Film Review: The Longest Ride
Scott Eastwood and Britt Robertson Star in an Adaptation of Nicholas Sparks’s Novel
Hollywood loves a formula, and what is more by-the-numbers than a Nicholas Sparks story? Basically, you get two parallel eye-moistening narratives followed by something that hews closer to Cinderella than Romeo and Juliet. It sells a lot of tickets, and at any screening, the amount of Kleenex used roughly outweighs the popcorn consumed, so it’s good for the economy.
This film isn’t terrible even though the title seems like a sexy double entendre and really means a lot less than it promises. Since the cute meeting takes place at a bull-riding rodeo, we get a lot of American paradox on display — the college girl who craves big-shouldered cowpokes. Alan Alda stars as the elder idealist whose yore-day love story (World War II, naturally, since the costumes are so cool) provides inspirational grist for rough-riding Luke (Scott Eastwood, Clint’s spawn) and Sophia (Britt Robertson), an art student and future gallery worker. Career clichés abound.
But the film is a little too long, and the pain of love is nowhere near as dramatic as the romantic courting is super sweet.

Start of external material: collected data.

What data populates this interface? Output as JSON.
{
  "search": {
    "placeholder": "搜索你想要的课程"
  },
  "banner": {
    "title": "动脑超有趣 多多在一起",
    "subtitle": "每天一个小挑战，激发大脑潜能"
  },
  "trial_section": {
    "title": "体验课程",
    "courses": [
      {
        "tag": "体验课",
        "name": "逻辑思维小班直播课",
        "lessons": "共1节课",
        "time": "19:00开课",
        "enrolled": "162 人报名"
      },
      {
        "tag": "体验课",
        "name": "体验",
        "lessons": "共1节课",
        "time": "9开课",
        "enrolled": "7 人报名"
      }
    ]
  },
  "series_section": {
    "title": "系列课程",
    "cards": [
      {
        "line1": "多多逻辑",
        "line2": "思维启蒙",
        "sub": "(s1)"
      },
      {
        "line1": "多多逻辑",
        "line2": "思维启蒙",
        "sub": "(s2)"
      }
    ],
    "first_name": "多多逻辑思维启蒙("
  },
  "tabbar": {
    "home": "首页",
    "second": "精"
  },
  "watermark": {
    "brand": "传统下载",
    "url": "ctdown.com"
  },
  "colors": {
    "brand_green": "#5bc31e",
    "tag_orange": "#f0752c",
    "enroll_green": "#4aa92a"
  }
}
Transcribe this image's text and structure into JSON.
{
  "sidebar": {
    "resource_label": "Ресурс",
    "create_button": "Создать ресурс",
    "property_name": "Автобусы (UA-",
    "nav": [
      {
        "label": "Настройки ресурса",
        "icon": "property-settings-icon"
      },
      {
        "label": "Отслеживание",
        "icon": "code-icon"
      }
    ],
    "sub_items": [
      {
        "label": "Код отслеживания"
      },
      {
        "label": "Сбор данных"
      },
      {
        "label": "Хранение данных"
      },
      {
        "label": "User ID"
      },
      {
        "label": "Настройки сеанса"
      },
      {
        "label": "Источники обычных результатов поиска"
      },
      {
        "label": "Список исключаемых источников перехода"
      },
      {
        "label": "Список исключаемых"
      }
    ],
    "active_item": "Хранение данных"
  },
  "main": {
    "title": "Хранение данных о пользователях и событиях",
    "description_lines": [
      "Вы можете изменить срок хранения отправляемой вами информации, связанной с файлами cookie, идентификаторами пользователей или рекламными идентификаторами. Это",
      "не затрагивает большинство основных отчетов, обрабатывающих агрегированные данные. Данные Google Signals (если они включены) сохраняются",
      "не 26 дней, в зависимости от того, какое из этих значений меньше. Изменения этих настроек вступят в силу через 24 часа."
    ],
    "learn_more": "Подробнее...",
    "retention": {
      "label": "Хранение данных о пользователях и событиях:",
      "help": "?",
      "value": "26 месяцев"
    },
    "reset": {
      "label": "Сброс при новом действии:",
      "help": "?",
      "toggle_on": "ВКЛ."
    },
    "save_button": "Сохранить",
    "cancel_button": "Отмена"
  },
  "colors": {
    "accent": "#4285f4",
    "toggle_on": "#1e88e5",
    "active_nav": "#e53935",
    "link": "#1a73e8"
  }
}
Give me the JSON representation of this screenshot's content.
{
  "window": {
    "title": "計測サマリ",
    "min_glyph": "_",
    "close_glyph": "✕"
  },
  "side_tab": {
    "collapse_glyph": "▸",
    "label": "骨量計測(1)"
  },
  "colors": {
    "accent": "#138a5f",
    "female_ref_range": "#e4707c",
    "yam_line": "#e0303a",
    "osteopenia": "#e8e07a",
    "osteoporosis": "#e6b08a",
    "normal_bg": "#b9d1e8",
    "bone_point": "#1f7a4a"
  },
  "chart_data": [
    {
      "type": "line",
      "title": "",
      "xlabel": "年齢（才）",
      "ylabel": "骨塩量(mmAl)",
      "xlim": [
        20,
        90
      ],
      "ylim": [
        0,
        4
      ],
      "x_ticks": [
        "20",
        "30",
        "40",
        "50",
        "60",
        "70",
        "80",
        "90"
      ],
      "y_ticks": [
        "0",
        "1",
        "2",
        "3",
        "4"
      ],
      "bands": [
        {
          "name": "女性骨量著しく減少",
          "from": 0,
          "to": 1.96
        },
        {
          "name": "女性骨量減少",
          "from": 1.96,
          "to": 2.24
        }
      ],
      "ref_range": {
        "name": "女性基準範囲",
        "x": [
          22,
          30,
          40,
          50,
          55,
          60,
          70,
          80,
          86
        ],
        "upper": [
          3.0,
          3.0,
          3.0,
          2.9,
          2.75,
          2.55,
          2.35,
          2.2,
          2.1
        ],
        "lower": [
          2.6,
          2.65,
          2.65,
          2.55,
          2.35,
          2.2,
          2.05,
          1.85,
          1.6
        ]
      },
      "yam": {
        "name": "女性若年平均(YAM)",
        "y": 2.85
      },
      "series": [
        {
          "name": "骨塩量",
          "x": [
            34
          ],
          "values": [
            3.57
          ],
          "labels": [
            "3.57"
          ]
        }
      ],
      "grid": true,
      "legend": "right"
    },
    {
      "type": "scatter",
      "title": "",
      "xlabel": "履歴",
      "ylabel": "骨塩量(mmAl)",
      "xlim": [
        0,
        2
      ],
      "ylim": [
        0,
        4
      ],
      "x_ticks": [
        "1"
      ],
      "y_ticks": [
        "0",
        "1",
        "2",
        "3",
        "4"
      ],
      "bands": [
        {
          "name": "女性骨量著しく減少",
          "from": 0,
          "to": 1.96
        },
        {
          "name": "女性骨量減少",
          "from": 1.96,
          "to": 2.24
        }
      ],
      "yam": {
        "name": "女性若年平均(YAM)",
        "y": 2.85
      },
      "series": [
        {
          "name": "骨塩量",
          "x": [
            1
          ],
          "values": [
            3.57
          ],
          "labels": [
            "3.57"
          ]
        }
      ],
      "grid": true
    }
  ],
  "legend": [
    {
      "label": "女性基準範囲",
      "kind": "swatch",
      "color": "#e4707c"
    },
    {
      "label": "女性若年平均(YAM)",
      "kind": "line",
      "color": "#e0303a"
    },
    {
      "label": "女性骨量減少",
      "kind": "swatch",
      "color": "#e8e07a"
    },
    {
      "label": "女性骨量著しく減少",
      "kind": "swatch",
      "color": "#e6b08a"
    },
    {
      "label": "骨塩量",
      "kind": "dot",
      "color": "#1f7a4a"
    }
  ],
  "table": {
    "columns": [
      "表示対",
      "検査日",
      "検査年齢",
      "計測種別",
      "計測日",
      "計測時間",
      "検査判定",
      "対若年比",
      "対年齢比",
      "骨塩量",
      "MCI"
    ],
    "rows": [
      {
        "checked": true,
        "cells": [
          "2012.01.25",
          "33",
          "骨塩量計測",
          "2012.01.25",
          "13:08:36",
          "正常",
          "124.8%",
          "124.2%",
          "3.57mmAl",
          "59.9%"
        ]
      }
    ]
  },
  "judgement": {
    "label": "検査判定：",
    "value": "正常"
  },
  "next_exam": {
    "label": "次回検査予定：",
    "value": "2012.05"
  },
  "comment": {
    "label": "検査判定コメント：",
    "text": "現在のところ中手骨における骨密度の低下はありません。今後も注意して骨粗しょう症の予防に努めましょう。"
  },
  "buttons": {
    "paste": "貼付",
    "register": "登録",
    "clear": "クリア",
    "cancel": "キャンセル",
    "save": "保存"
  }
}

Heartbreak is an art best left to good actors like Ryan Gosling, who sold the slow burn in The Notebook. Eastwood and Robertson seem more petulant than wounded. Predictably, Alda makes us misty. In the end, it doesn’t matter for those who want to feel love’s labors win again. The era’s most successful romance writer keeps repeating his formula, and love still tears us apart.